Anxieties about a permanent decline in attendance at religious events have been expressed in Poland, where no more than 8,000 people are expected to attend the 12 September Warsaw beatification of Cardinal Stefan Wyszynski (1901-1981) and the Mother Roza Czacka (1876-1961), founder of the Franciscan Sister Servants of the Cross.
In a pastoral letter to be read at all Masses on 5 September, the country's bishops’ conference says it hopes the twin beatifications will give Catholics “prophetic intuitions for taking up current pastoral challenges”, as well as for “paving new paths and opening new perspectives for action” in the Polish Church.

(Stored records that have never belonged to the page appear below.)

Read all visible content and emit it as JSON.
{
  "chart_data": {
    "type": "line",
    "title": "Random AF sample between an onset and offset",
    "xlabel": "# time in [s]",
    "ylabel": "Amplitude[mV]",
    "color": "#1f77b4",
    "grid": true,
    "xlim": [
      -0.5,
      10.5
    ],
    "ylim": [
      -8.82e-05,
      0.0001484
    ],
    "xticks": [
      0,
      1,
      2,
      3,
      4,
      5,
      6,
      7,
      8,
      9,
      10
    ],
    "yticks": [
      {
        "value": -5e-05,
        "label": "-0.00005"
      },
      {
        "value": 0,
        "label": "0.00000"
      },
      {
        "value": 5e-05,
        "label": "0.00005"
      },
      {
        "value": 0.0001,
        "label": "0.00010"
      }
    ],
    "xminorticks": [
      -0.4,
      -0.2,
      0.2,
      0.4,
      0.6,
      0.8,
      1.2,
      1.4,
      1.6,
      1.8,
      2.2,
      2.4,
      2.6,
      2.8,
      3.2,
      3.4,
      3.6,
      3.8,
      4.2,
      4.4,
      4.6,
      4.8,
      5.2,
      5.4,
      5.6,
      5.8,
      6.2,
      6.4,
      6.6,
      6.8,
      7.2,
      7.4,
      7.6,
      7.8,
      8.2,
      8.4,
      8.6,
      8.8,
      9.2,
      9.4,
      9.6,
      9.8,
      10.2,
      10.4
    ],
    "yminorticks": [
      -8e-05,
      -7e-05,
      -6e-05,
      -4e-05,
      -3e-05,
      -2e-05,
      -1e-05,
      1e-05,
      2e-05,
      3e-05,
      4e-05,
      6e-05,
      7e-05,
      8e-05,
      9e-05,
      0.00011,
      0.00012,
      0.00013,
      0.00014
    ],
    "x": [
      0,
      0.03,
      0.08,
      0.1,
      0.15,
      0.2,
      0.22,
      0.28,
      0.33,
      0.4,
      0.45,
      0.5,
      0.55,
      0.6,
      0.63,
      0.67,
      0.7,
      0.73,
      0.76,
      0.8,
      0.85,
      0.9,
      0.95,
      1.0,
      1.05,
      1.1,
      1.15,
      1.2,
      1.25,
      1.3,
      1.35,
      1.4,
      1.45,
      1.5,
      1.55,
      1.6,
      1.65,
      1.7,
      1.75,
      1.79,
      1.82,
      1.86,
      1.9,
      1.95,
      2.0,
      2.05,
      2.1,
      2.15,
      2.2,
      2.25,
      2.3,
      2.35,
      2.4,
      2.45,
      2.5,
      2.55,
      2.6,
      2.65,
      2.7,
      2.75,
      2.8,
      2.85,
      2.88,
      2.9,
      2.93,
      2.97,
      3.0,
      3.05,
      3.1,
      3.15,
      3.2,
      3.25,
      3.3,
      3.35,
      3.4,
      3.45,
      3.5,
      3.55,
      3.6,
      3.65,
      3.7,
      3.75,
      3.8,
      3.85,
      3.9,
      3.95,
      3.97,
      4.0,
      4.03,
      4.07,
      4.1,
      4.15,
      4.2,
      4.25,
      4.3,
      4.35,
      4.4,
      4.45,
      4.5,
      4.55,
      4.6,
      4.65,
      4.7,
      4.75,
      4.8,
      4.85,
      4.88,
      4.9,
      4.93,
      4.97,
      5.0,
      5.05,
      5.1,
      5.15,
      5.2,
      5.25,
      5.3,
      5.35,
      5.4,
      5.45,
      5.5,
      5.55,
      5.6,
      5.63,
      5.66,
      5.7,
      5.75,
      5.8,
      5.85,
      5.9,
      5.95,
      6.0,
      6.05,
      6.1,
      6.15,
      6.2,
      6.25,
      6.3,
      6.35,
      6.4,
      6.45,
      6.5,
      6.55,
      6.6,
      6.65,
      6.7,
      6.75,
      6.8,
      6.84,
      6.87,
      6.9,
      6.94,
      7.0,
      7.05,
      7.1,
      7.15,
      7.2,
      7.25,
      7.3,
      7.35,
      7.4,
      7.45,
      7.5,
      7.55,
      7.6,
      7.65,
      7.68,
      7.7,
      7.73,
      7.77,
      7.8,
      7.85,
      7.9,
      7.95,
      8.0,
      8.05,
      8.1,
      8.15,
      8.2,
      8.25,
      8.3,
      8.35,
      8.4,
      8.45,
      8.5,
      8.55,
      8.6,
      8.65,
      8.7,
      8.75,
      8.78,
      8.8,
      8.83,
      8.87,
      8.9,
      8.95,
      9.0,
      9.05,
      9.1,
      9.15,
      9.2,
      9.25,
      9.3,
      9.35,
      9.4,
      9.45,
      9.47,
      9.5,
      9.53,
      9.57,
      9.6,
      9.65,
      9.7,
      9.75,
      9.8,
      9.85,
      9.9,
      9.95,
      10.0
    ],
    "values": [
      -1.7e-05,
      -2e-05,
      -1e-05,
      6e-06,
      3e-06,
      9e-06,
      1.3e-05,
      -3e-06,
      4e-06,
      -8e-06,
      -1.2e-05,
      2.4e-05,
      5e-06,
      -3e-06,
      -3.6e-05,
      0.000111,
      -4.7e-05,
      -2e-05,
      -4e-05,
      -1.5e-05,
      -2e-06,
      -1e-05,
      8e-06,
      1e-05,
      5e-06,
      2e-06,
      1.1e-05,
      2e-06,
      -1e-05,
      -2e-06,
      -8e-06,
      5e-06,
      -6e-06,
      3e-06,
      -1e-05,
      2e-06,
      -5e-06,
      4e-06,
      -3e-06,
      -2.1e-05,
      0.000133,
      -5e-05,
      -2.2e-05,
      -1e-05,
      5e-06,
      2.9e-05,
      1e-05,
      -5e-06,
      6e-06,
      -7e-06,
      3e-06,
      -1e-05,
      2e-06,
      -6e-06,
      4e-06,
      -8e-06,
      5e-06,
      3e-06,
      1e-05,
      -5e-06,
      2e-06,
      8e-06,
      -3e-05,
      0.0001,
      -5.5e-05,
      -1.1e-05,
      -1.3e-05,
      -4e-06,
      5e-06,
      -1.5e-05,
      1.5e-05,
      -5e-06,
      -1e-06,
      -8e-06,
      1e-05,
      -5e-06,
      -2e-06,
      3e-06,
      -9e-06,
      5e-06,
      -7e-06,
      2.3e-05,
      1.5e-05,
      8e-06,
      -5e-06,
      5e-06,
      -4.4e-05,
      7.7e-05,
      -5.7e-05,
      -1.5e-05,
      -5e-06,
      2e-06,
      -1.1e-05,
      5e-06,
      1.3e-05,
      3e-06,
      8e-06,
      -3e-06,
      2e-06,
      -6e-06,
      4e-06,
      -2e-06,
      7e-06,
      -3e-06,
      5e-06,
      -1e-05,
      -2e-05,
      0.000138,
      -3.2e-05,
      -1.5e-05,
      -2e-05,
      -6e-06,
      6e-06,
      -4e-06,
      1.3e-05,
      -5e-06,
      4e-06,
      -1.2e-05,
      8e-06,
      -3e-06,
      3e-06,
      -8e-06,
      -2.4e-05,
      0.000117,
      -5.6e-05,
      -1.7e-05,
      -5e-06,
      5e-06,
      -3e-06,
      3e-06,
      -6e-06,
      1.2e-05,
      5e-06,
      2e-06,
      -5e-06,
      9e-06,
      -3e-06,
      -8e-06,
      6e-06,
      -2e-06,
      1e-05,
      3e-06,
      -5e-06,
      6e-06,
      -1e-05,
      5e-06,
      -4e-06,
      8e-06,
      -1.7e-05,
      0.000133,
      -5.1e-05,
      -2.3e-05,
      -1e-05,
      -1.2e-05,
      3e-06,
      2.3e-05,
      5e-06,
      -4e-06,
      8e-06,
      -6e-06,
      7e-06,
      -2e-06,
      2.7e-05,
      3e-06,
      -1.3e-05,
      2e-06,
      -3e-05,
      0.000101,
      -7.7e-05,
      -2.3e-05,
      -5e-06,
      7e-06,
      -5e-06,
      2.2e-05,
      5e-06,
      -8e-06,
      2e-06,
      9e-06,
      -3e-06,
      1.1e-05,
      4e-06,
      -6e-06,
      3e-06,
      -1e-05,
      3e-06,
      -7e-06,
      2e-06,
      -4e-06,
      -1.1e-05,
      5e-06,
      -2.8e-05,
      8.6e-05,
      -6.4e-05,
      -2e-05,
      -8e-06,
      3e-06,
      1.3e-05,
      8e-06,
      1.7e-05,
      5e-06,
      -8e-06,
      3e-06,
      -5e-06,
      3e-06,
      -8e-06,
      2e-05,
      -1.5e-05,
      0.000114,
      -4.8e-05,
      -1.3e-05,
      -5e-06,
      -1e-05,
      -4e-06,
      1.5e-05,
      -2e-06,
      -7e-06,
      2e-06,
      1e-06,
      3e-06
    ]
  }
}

However, the event's host, Cardinal Kazimierz Nycz, said the Mass in the capital's new landmark Divine Mercy basilica, to be led by Cardinal Marcello Semeraro, Prefect of the Vatican's Congregation for Saints’ Causes, would have to be “modest and dignified, within pandemic limitations”, with only 2500 bishops, priests and invited guests allowed inside, and around 70,000 expected to watch TV coverage nationwide – far fewer than with previous national religious events.
A former secretary-general of the Brussels-based Commission of the Bishops’ Conferences of the European Union (Comece), Fr Piotr Mazurkiewicz, told The Tablet the beatification ceremony, postponed from 2020, would reaffirm the place of Christians in public life, while also serving as a “form of penance … recalling good and saintly aspects of Christian life” after recent clerical abuse-related scandals.
However, in a homily on Sunday at the western town of Szamotuly, Poland's Catholic primate, Archbishop Wojciech Polak of Gniezno, warned the country was still riven with “half-truths and fake news”, which risked “destroying mutual relations, undermining trust and poisoning social, Church and family life”.
Recently, in The Tablet, Derek Scally, Berlin correspondent for The Irish Times, wrote an analysis of the current culture war around the Catholic Church in Poland. He wrote: “As an Irishman, I used to joke that my people were the best Catholics in the world. Researching my book of the same name, though, I realised the Poles had a strong claim to our now tarnished crown. While Ireland is grappling with the glory and shame of its collapsed Catholic legacy, however, Poland’s Church-state alliance is, depending on your perspective, reaching new highs – or lows.”